John Irving, "Une prière pour Owen"
Après avoir beaucoup aimé La Quatrième main (étrange tout en étant prenant) il y a de nombreuses années mais abandonné Le monde selon Garp (vraiment trop bizarre pour moi) il y a 4 jours, j'ai découvert avec un grand plaisir ce roman-culte de John Irving, largement autobiographique : Une prière pour Owen.
Le narrateur, Johnny Wheelwright, installé au Canada depuis plusieurs années, en fait depuis qu'il a décidé de ne pas servir au Viêtnam, est originaire d'une toute petite ville du New Hampshire. Et c'est son enfance, dans les années 1940-1950, qu'il nous raconte, en particulier son amitié indéfectible pour Owen Meany, un garçon tout petit pour son âge mais grand par son esprit et surtout connu pour sa voix, incongrue et dérangeante (la typographie sert d'ailleurs l'effet déstabilisant que produit cette voix sur les gens). Il faut dire que, depuis tout bébé, Owen respire l'air chargé de poussier de granit, puisque son père possède la carrière du coin... Toujours est-il qu'Owen acquiert peu à peu dans la communauté un statut à part, sorte d'ange annonciateur adorable, intouchable et en même temps inquiétant.
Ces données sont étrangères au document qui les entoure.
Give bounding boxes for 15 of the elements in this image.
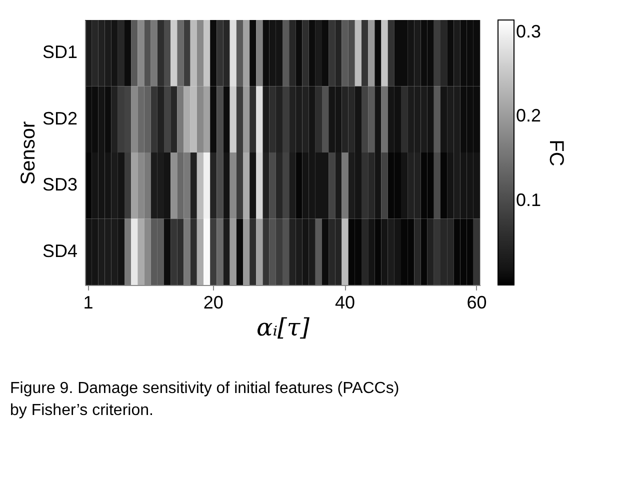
y-axis-title: Sensor <box>17 120 40 185</box>
y-tick-label: SD4 <box>42 240 78 261</box>
x-tick-label: 1 <box>83 292 94 312</box>
color-bar-label: 0.2 <box>516 106 542 126</box>
y-tick-label: SD2 <box>42 108 78 128</box>
x-tick-label: 60 <box>466 292 487 312</box>
color-bar-label: 0.3 <box>516 22 542 42</box>
x-axis-title: αᵢ[τ] <box>256 314 310 342</box>
y-tick-label: SD1 <box>42 42 78 62</box>
x-tick-label: 40 <box>335 292 356 312</box>
x-tick-label: 20 <box>203 292 224 312</box>
y-tick-label: SD3 <box>42 174 78 195</box>
color-bar-label: 0.1 <box>516 190 542 210</box>
color-bar-title: FC <box>545 140 567 166</box>
caption: Figure 9. Damage sensitivity of initial features (PACCs) by Fisher’s criterion. <box>10 380 400 419</box>
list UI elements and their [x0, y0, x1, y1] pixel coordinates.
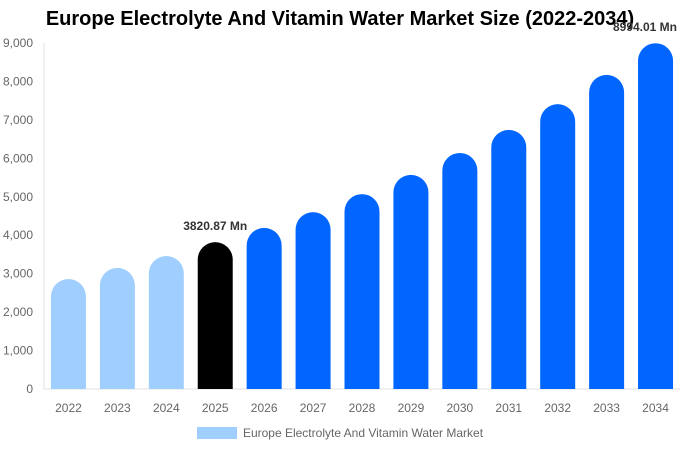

C'est d'ailleurs la balle de base-ball lancée accidentellement à toute force par Owen qui, alors que les garçons ont 11 ans, tuent Tabby, la mère de Johnny, que Owen aimait tout autant que son meilleur ami. Autour de cet immense chagrin commun et fondateur, leur amitié continue à grandir, au fil des époques, au gré des expériences...
J'ai cru à 100% aux personnages de John-Johnny Irving. Dan, le beau-père de Johnny, m'a plu : prof d'histoire dramatique et de théâtre, logeant dans le vieux lycée de la ville (j'ai adoré les pages consacrées aux bâtiments et aux chambres d'étudiants vides, pendant les vacances), c'est un homme hors normes mais doux et intuitif. De même, la grand-mère du narrateur, femme forte dont l'histoire remonte aux Anglais du Mayflower, qui entretient une relation très particulière avec ses domestiques : cette grande dame digne et cynique a attisé mon intérêt. Et évidemment, il y a(vait) l'insouciante et généreuse Tabby, la mère tant aimée et tant regrettée...
Si les nombreux passages consacrés à la religion, thème prépondérant du récit, m'ont ennuyée (je l'avoue), j'ai été happée par les souvenirs de Johnny et par ce petit bout d'homme fascinant que fut Owen Meany dans sa vie. Le style, piquant et facétieux, m'a lui aussi enthousiasmée.
Bref, il me restera le souvenir d'une lecture riche, foisonnante, étourdissante même parfois, et importante, il me semble.
579 pages
N.B. - L'écriture m'a fait penser à celle de Günter Grass (Le Tambour, étudié à la fac). Grass (décédé en 2015) fut en effet une des influences d'Irving et l'un de ses proches amis.